5) With the aid of retractors, peel the skin off the pectoralis major. With blunt
dissection, free the muscle from the underlying tissue. It is unnecessary to
preserve the entire muscle. Divide it from its attachments to the rib cage and the
clavicle and reflect it laterally to reveal the pectoralis minor. What is the lateral
attachment of the pectoralis major?
Flash movie rcp_5
6) Similarly, divide the pectoralis minor from its attachment to the ribs and reflect it
superiolaterally. What is the distal attachment of the pectoralis minor?
Flash movie rcp_6
7) You have now completed an incision that encircles the anterior chest wall. Along
this incision, divide the intercostal muscles between ribs and in the first
intercostal space. Try not to cut the pleural lining. Use a rib cutter, wire cutter or
saw to cut the ribs and the cartilage along the costal margin. When using the rib or
wire cutter place a hand as a shield above the cut to prevent bone chips from
flying into one’s eye. Wear eye protection. Your incision along the first
intercostal space, should be extended across the manubrium. The
claviculomanubrial and first costomanubrial joints should be undisturbed.
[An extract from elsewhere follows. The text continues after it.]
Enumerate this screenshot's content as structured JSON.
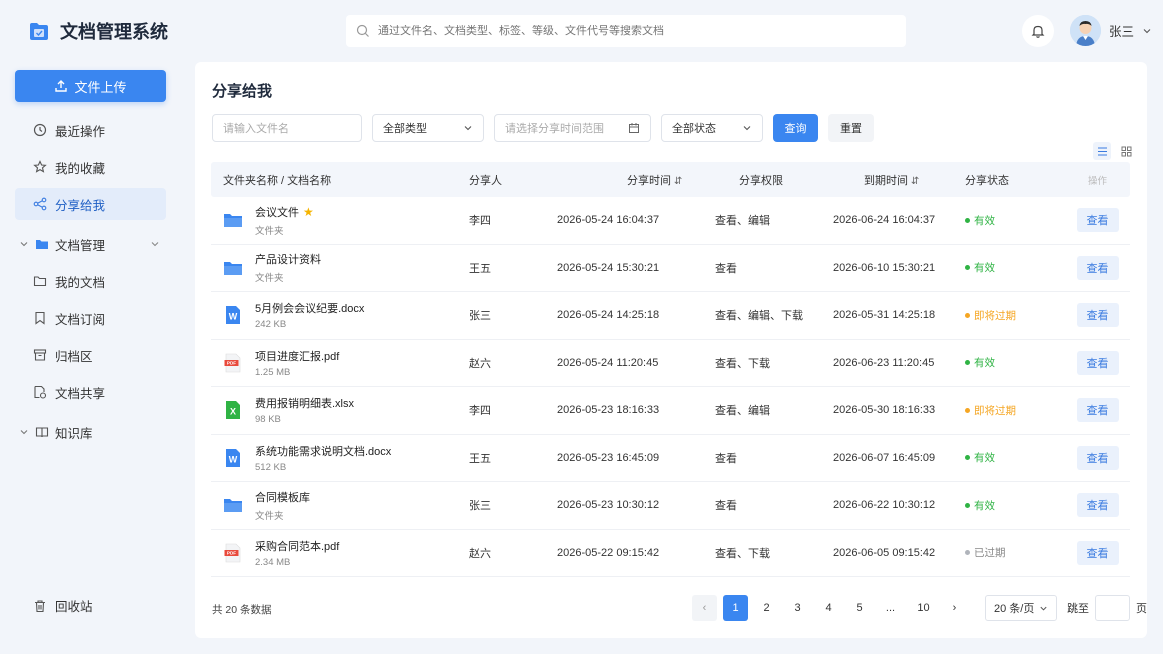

Additionally, the joint of the second costal cartilage with the angle of Louis
should also remain undisturbed. Which pair of arteries will be divided when you
divide the manubrium? What is their relationship to the arteries that were
divided when you used a chevron incision to divide the rectus abdominis?
Flash movie rcp_7
8) When all the incisions are complete, your goal will be to remove the chest plate,
while preserving the costal pleura. What is the pleural lining? What is the
difference between the visceral, costal, mediastinal, and diaphragmatic pleurae?
Flash movie rcp_8
This may not be possible, because the pleural lining often adheres to the chest plate.
Try to lift the chest plate from a corner and sweep your hand between the plate and
the pleura. If you are successful, share your success with other teams of you learning
society, so that they may appreciate the disposition of the pleural sac. Is the lung
inside or outside the pleural sac? Why or why not?
Flash movie rcp_9
9) Open the pleural sac and insinuate your hand between the lung and the
mediastinum, diaphragm and chest wall. Probe the various recesses. Note that
the visceral pleura is intimately associated with the parenchyma of the lung and
cannot be separated from it. Note that the costal, diaphragmatic and mediastinal
pleura are continuous with one another and that at the hilum of the lung, the
mediastinal pleura reflects off the mediastinum to become continuous with the
visceral pleura. Thus the pleural sac is like a balloon, and the lung is like a fist
that has pushed its way into the balloon.
10) Does the lung and pleural sac extend superior to the clavicle? Can you see any
evidence of the paint that was injected when you placed your “central line”?
What would the presence of paint mean?
Flash movie rcp_10
11) Along the midaxillary line, why does the pleural sac extend more inferiorly (the
costodiaphragmatic recess) than the lung?